具有零限定符的列表推导（ZF 表达式）

Question

List comprehensions (or ZF-expressions) include a sequence of qualifiers , which can be generators or Boolean-valued expressions ("filter expressions") acting as guards.

A list comprehension with no qualifier – for instance, [1 | ] [1 | ] – is (apparently) valid in Miranda ^{1 (p. 130)} , but is invalid in Haskell ^{2 , 3 (p. 42)} –I tried it in the ghci interpreter– and is (apparently) invalid in Clean ⁴ .

(Of course, we could simulate it by adding a True guard, for instance [1 | True] . But this is more verbose.)

An example of use of a list comprehension with no qualifier in the literature ^{1 (pp. 134-136)} is the following instance of equational reasoning:

[E | ] ++ L = [E] ++ L = (E:[]) ++ L = E:L

Why did Haskell and Clean programming language designers decide against list comprehensions without qualifiers? Is there something that would cause bad feature interactions in these languages but not in Miranda?

---

References:

1. Simon L. Peyton Jones. The Implementation of Functional Programming Languages . Prentice Hall. 1987.

2. The Haskell 98 Report, section 3.11 "List Comprehensions" . 1998.

3. Peter Wentworth. An Introduction to Functional Programming Using Hugs . 2013.

4. Rinus Plasmeijer; Marko van Eekelen; John van Groningen. Clean Language Report, version 2.2 . 2011.

Answer 1

I think the obvious answer is that there is no technical reason to disallow list comprehensions with an empty sequence of qualifiers.

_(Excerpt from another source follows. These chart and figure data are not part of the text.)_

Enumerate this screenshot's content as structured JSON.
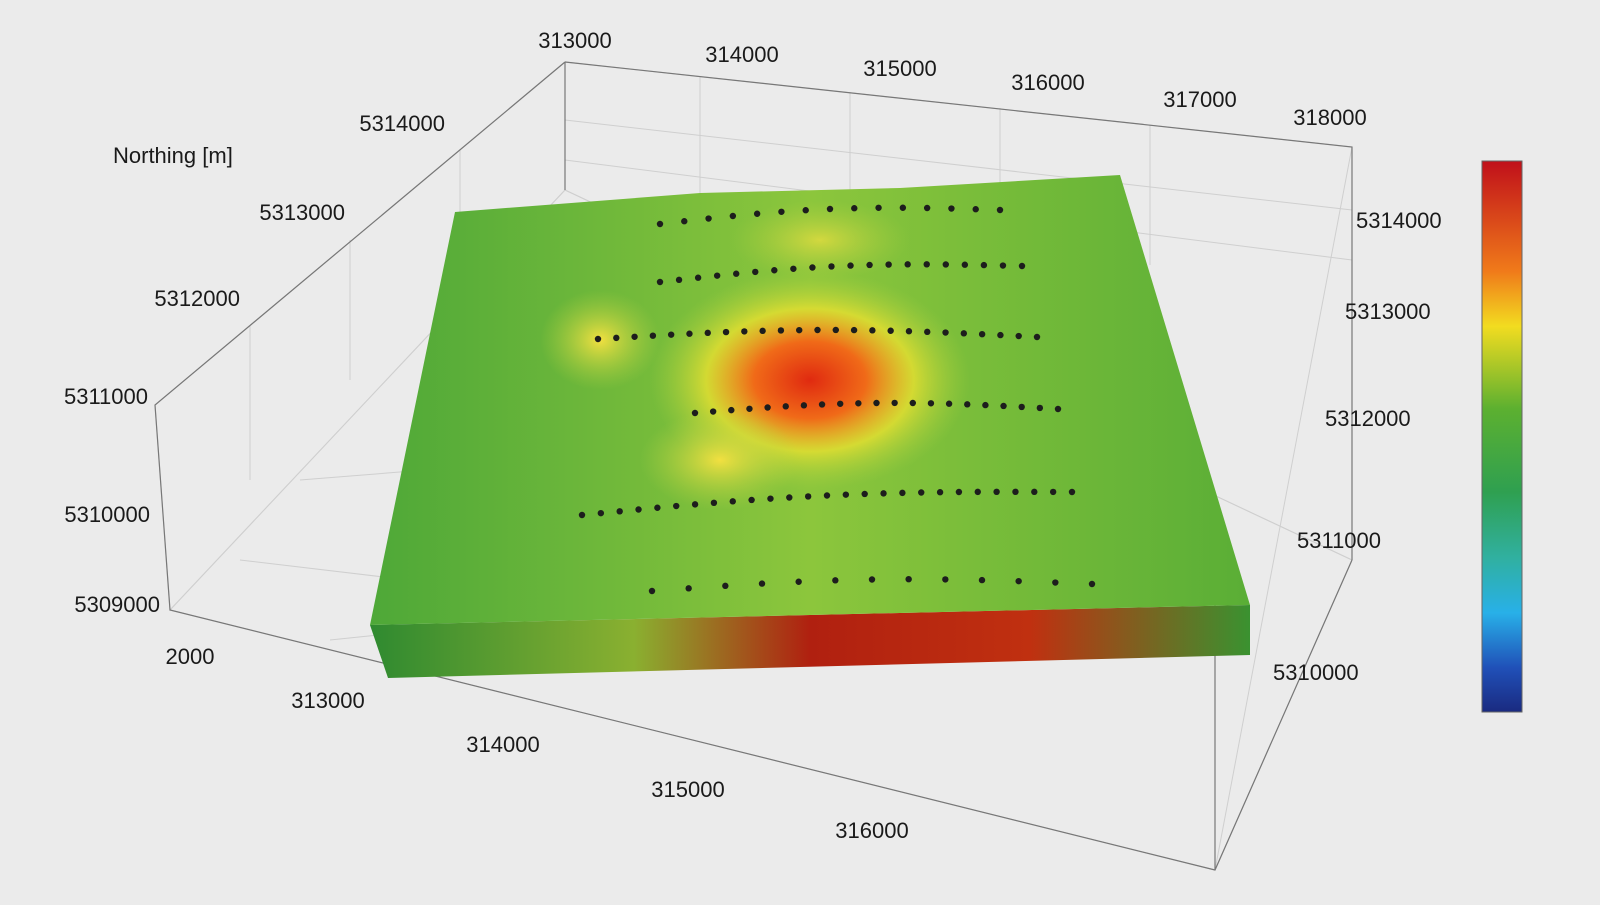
{
  "axis_title": "Northing [m]",
  "top_easting_ticks": [
    "313000",
    "314000",
    "315000",
    "316000",
    "317000",
    "318000"
  ],
  "left_northing_ticks": [
    "5314000",
    "5313000",
    "5312000",
    "5311000",
    "5310000",
    "5309000"
  ],
  "right_northing_ticks": [
    "5314000",
    "5313000",
    "5312000",
    "5311000",
    "5310000"
  ],
  "bottom_easting_ticks": [
    "313000",
    "314000",
    "315000",
    "316000"
  ],
  "elevation_tick": "2000"
}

The requirement is a purely syntactic one. It just so happens that the original Haskell98 report section 3.11 specifies a grammar that requires the list of qualifiers to be non-empty, and the translation rules to turn it into a kernel expression assume this is the case. GHC obeys this grammar, so an expression like [ 10 | ] [ 10 | ] is rejected with a parse error.

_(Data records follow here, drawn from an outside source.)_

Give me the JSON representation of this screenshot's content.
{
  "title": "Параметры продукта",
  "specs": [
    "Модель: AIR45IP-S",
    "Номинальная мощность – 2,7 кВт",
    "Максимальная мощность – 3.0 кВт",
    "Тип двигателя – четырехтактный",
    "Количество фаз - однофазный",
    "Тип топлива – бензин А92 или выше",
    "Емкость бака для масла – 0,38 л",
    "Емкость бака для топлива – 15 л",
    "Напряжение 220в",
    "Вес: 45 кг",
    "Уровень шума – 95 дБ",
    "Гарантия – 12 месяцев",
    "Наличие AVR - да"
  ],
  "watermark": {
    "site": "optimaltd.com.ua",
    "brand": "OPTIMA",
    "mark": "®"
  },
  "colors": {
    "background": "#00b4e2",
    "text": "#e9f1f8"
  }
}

From a technical standpoint, simply relaxing the grammar and adding a single translation rule:

[ e | ] = [ e | True ]

would address this.

In fact, the documentation for the GHC MonadComprehensions extension actually provides a translation for this case:

[ e | ] = return e

and the rest of the translation rules basically assume that cases of the form:

[ e | q, Q ]

apply to the special case:

[ e | q ]

with Q taken to be empty.

Once you get past the parser, the rest of GHC handles this special case just fine. In particular, if you use Template Haskell to bypass the parser and construct a comprehension with no qualifiers, you can see that it evaluates as expected. (The separate modules here are needed because of the TH phase restricution.)

--
-- EmptyComprehension.hs
--

module EmptyComprehension where

import Language.Haskell.TH

-- equivalent to "[ 10 | ]"
x :: ExpQ
x = compE [noBindS (litE (integerL 10))]


--
-- Test.hs
--

{-# LANGUAGE TemplateHaskell #-}

import EmptyComprehension

main = print $(x)  -- will print `[10]`

As for why the language was designed this way, I imagine it was either an oversight or perhaps it was considered at some point but the syntax [10 | ] [10 | ] was thought to be too bizarre to allow.

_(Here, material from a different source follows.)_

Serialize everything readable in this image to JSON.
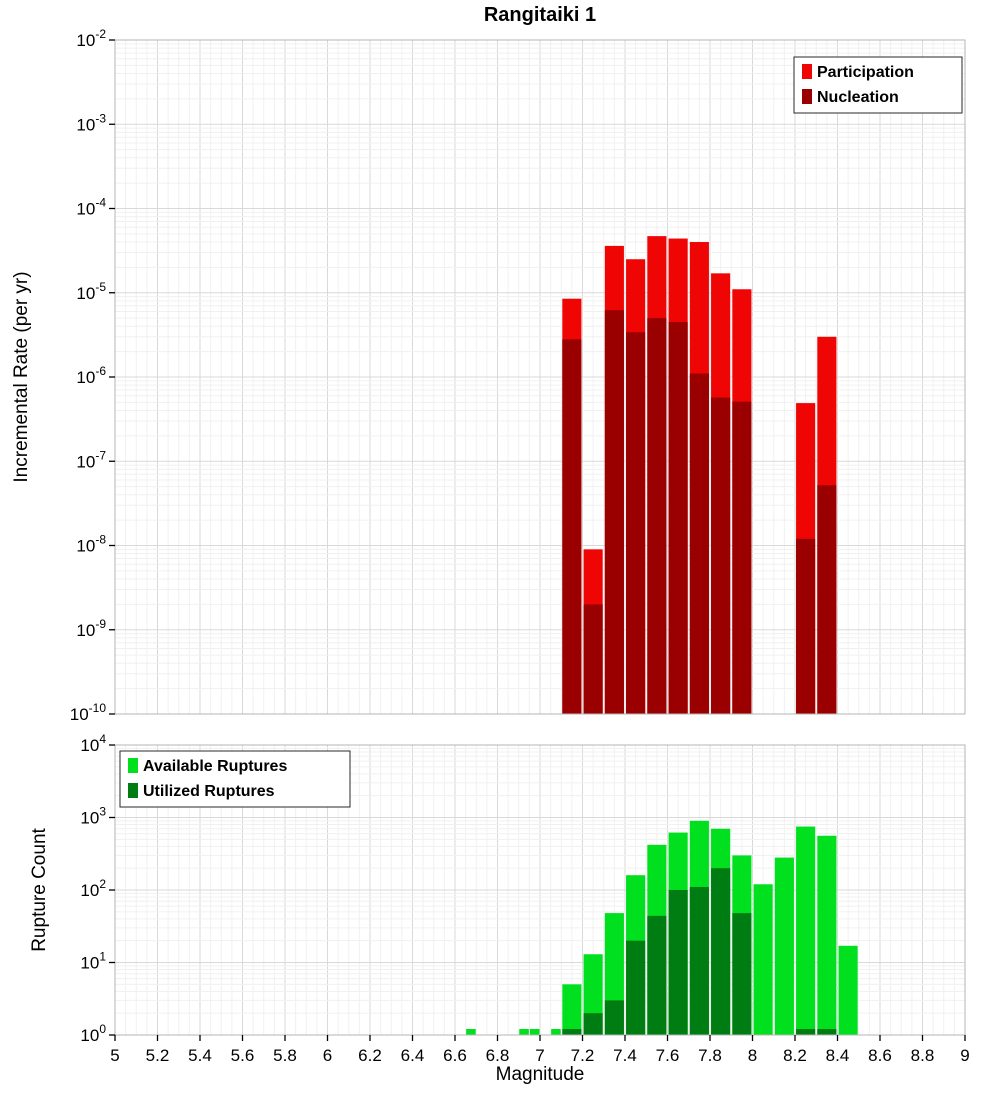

On a related note, empty case s were also disallowed by the original Haskell98 report but then permitted via an EmptyCase extension when it was discovered that they could actually be useful.

I think you might have trouble convincing anyone that a similar extension for comprehensions is worthwhile. In the comments, you mention automatic source generation, but it's easy to handle that case specially or add an extra True qualifier to every comprehensive (or -- if you're generating source via TemplateHaskell -- just bypass the restriction directly).